Table 4. Results for LFW, CFP-FP, and AgeDB-30. The results are measured by verification accuracy (%). Bold indicates the best value.

Dataset	Occlusion	FROM	ArcFace	ID-Inpainter
LFW	R-block(48)	98.43	95.03	97.58
	R-block(64)	97.15	85.28	94.13
	R-part	97.53	91.46	96.65
CFP-FP	R-block(48)	55.58	83.43	89.78
	R-block(64)	54.12	69.45	77.56
	R-part	54.06	79.26	84.40
AgeDB-30	R-block(48)	51.85	79.90	87.87
	R-block(64)	51.62	67.71	77.73
	R-part	51.26	74.51	84.03

. Each dataset is compared with FROM [5], ArcFace [2], and our ID-Inpainter on different occlusions. These results demonstrate that our approach still works for the test datasets that vary widely in age and angle.

5. Conclusions

We proposed ID-Inpainter, a new identity-guided face inpainting network for occluded face recognition. It achieves maximum identity preservation through a GAN-like fusing network. However, many challenges remain to be tackled when it is applied in real-world scenarios. For example, we can not use it directly in real occlusions. When we meet real occlusion datasets, such as RMFRD [37], Bus Violence [38], CrowdSim2 [39], etc., we must combine it with an automatic occlusion detector. At the same time, the existing face occlusion detectors do not always perform perfectly to obtain the occlusion masks, which may negatively impact the subsequent inpainting process. Most occlusion detectors are built on a segmentation model and trained with synthesized datasets, which perform poorly in detecting real images. Appropriate improvements in datasets and algorithm strategies can significantly improve the accuracy of occlusive masks, thus ensuring recognition performance. For example, they could increase the proportion of real occluded images in the training dataset or improve the algorithm to obtain the occlusions indirectly based on detecting the face background. Another obvious challenge is the balance of structure consistency and identity preservation. A set of appropriate loss weight settings and the ratio setting of the same-identity pairs in the training dataset are needed to obtain optimal performance.

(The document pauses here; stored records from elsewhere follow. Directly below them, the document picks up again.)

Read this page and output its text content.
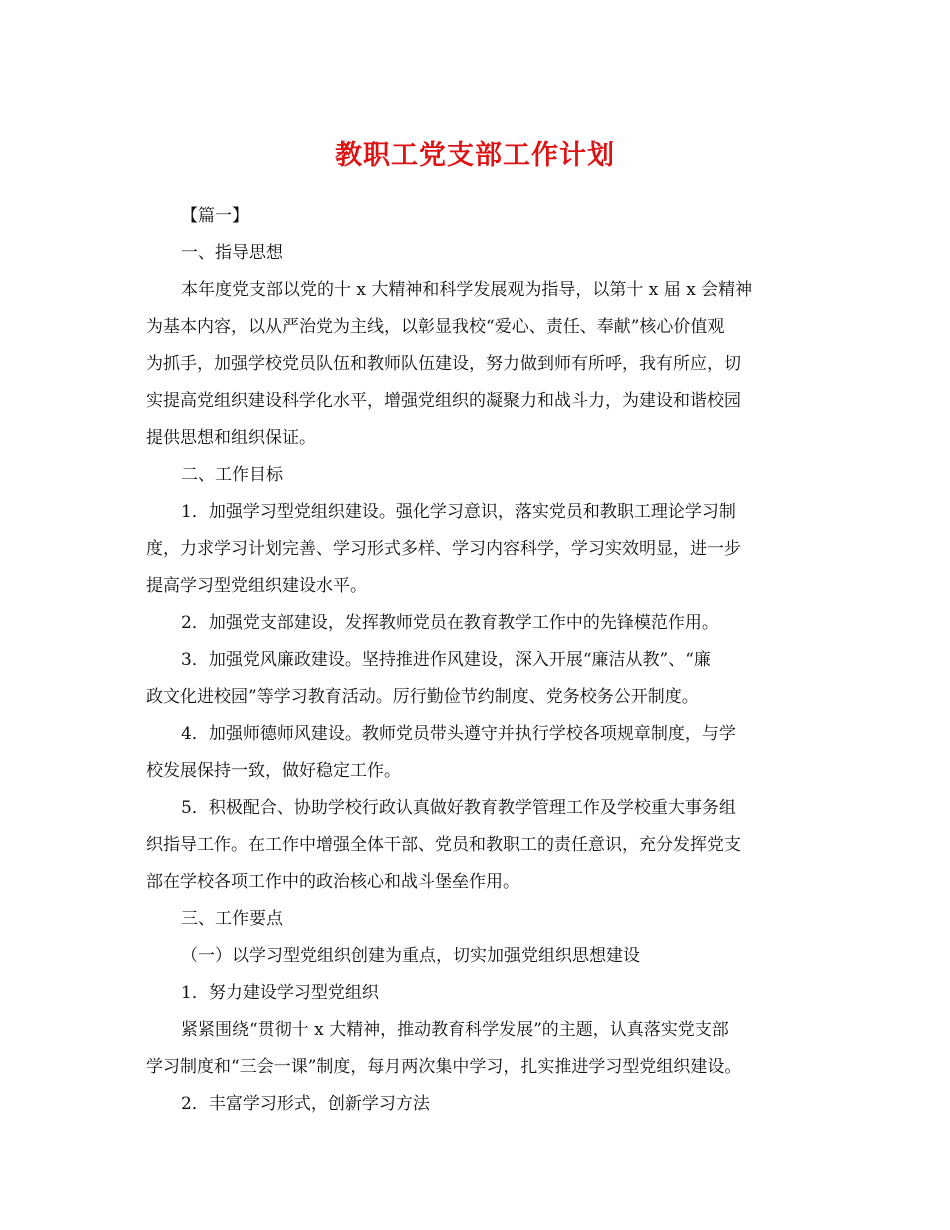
教职工党支部工作计划
【篇一】
一、指导思想
本年度党支部以党的十 x 大精神和科学发展观为指导，以第十 x 届 x 会精神
为基本内容，以从严治党为主线，以彰显我校“爱心、责任、奉献”核心价值观
为抓手，加强学校党员队伍和教师队伍建设，努力做到师有所呼，我有所应，切
实提高党组织建设科学化水平，增强党组织的凝聚力和战斗力，为建设和谐校园
提供思想和组织保证。
二、工作目标
1．加强学习型党组织建设。强化学习意识，落实党员和教职工理论学习制
度，力求学习计划完善、学习形式多样、学习内容科学，学习实效明显，进一步
提高学习型党组织建设水平。
2．加强党支部建设，发挥教师党员在教育教学工作中的先锋模范作用。
3．加强党风廉政建设。坚持推进作风建设，深入开展“廉洁从教”、“廉
政文化进校园”等学习教育活动。厉行勤俭节约制度、党务校务公开制度。
4．加强师德师风建设。教师党员带头遵守并执行学校各项规章制度，与学
校发展保持一致，做好稳定工作。
5．积极配合、协助学校行政认真做好教育教学管理工作及学校重大事务组
织指导工作。在工作中增强全体干部、党员和教职工的责任意识，充分发挥党支
部在学校各项工作中的政治核心和战斗堡垒作用。
三、工作要点
（一）以学习型党组织创建为重点，切实加强党组织思想建设
1．努力建设学习型党组织
紧紧围绕“贯彻十 x 大精神，推动教育科学发展”的主题，认真落实党支部
学习制度和“三会一课”制度，每月两次集中学习，扎实推进学习型党组织建设。
2．丰富学习形式，创新学习方法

Combined with occlusion detectors, our model can play an essential role in various occluded face recognition scenarios, such as suspect retrieval, access verification, etc. In the future, we plan to extend our work to blind inpainting, which will rely little on the occlusion detector and is anticipated to be more effective when applied practically.